In deze uitspraak van de Rechtbank Zeeland-West-Brabant op 16 maart 2023, wordt het beroep van een belanghebbende tegen een navorderingsaanslag inkomstenbelasting en premie volksverzekeringen (IB/PVV) voor het jaar 2015 beoordeeld. De inspecteur had aan de belanghebbende, die in loondienst was als bemanningslid op zeeschepen, een navorderingsaanslag opgelegd naar een belastbaar inkomen van € 34.179, met een premie inkomen vastgesteld op het maximum van € 33.589. De belanghebbende had bezwaar gemaakt tegen deze aanslag, maar de inspecteur verklaarde het bezwaar ongegrond.

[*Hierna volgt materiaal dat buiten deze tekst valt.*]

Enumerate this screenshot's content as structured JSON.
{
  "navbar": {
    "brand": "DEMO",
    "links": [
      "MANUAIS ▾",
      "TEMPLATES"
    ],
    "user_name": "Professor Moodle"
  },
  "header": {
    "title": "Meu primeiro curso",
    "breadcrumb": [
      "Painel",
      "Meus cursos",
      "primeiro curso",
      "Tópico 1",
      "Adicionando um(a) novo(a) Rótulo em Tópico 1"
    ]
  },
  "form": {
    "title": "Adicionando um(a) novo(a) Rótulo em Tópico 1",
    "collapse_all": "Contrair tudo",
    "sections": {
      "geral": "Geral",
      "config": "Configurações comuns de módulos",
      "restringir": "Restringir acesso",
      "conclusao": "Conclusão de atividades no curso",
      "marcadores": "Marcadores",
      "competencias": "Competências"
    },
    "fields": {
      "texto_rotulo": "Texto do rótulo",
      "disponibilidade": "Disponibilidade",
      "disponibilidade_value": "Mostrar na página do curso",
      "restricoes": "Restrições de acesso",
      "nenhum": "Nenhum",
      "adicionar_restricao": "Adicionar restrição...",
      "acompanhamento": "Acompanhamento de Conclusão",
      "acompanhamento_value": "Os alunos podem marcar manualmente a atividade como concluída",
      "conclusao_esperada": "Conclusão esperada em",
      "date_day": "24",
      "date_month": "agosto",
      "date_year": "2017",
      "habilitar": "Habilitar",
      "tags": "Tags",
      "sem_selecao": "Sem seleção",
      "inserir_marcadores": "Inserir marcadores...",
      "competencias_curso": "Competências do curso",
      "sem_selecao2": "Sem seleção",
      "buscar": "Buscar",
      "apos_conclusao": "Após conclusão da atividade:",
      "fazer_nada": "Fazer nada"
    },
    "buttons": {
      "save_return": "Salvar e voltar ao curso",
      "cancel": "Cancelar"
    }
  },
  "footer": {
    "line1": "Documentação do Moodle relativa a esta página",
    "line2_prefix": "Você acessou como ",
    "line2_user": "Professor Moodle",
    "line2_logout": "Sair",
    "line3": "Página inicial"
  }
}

De rechtbank behandelt de zaak en concludeert dat de navorderingsaanslag terecht is vastgesteld. De rechtbank oordeelt dat er sprake is van een kenbare fout en dat de belanghebbende het gehele jaar in Nederland premieplichtig is voor de volksverzekeringen. De rechtbank stelt vast dat de inspecteur voldoende informatie had om de navorderingsaanslag op te leggen, en dat de belanghebbende niet aannemelijk heeft gemaakt dat hij gedurende een deel van het jaar in het buitenland verzekerd was voor de volksverzekeringen.
De rechtbank verklaart het beroep ongegrond, waardoor de navorderingsaanslag in stand blijft. De belanghebbende krijgt geen griffierecht terug en ook geen vergoeding van proceskosten. Deze uitspraak is openbaar gemaakt en een afschrift is verzonden aan de betrokken partijen.